Um, no, it would not. However, the error dialog sensibly and helpfully suggested that maybe I could save it in a version of AE that was later than AE 3.1 and earlier than the current one.
Turns out, the ideal middleman for that is After Effects 6.5 and because, yeah, I have a drawer full of old Adobe disks, I could install it…except, hm, there’s no way it’ll run on Snow Leopard on an Intel machine. And certainly not one running full 64 bit. Well, okay, I need a PowerPC machine running Tiger (Mac OS 10.4). Fortunately, my sister-in-law’s Titanium laptop was recently retired and sits here awaiting a good retirement-home (one where it can be babied and always plugged in)…and sure enough, AE 6.5 installs and runs on that system like a champ, and I was able to open and save the project file and send it over to my modern iMac and ta-da!

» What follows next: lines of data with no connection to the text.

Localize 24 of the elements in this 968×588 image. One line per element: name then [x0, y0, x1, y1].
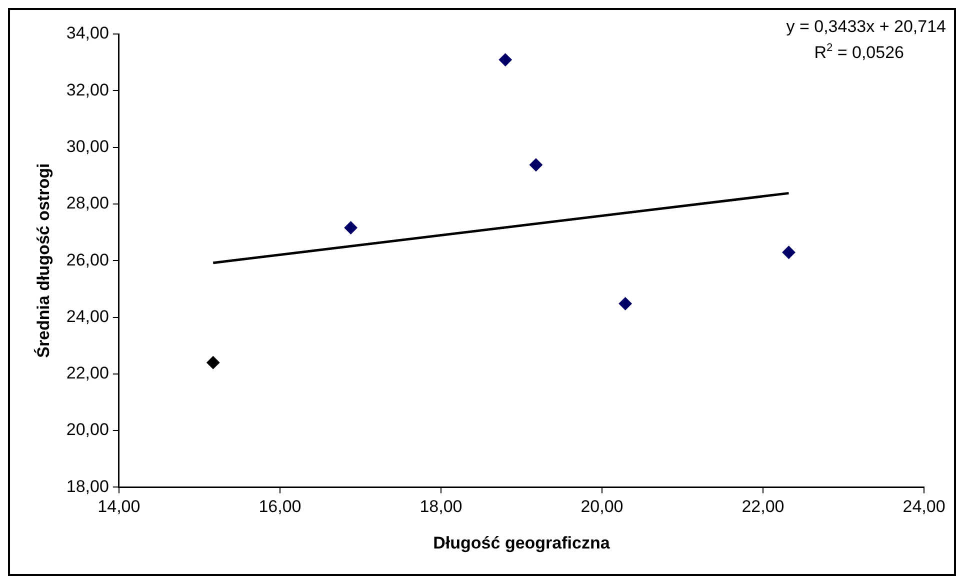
y-tick-label: 34,00 — [66, 24, 109, 43]
x-tick-label: 18,00 — [420, 497, 462, 516]
x-tick-label: 22,00 — [742, 497, 784, 516]
x-tick-label: 20,00 — [580, 497, 624, 516]
y-tick-label: 30,00 — [66, 136, 109, 156]
annotation: y = 0,3433x + 20,714 — [786, 17, 946, 36]
point — [782, 246, 796, 259]
point — [618, 297, 632, 310]
y-tick-label: 22,00 — [66, 364, 109, 383]
point — [529, 158, 542, 172]
y-tick-label: 20,00 — [66, 420, 109, 440]
y-axis-title: Średnia długość ostrogi — [32, 163, 53, 358]
y-tick-label: 26,00 — [66, 250, 109, 270]
y-tick-label: 18,00 — [66, 476, 109, 496]
y-tick-label: 24,00 — [66, 306, 109, 326]
point — [206, 356, 220, 370]
x-tick-label: 14,00 — [98, 497, 140, 516]
y-tick-label: 28,00 — [66, 194, 109, 213]
x-tick-label: 16,00 — [258, 497, 302, 516]
point — [344, 221, 358, 234]
x-axis-title: Długość geograficzna — [433, 533, 610, 552]
y-tick-label: 32,00 — [66, 80, 109, 100]
x-tick-label: 24,00 — [902, 497, 946, 516]
point — [498, 53, 512, 66]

It opened in After Effects CS4.
Except most of the footage was missing (okay, I could find much of it on other CD backups) and some of that footage used an obsolete Quicktime codec that only runs on old PowerPC machines running 10.4 Tiger or so and…well…short story, the Titanium was able to transcode that video, one clip at a time, into the modern Apple ProRes codec that I would have killed to have worked with back in 1997.
And then there was a 3D move for which I had the Electric Image project file, and because the version of Electric Image (a 3d rendering program from the dawn of computer time) I have is indeed ancient and yet still runs (in Rosetta) even on Snow Leopard (!!) I was able to open up the project file and rerender the 3d move in what seems like a tiny fraction of the original time.
And so finally, there was my project, right exactly where I left it back in 1997, down to the last kerned character and reflected highlight, running on a modern 64 bit machine.
Moral: keep a PowerPC Mac alive—if on life support—running 10.4. Well, that’s not the only way to have done it, but it’s certainly one path to backward compatibility. And why is backward compatibility at all important? (I mean, it’s not like Time Warner’s gonna call me up now and say we need you to do that Bay News 9 project again. For one thing, they don’t even own Bay News 9 anymore.)
So why go to this Rube Goldbergian trouble? I guess I just think there’s something sacred about hitting ‘save’ on a project or on image and any sort of computer file and having the confidence that 15 or 20 years later, I can still read that file. Or I can go through some process to rehydrate it and breathe life into it. It seems important. And, it seems, it’s not a process that happens easily unless you stay on top of what is compatible with what—which certainly can be a full-time job.
Otherwise, what does ‘save’ mean, exactly?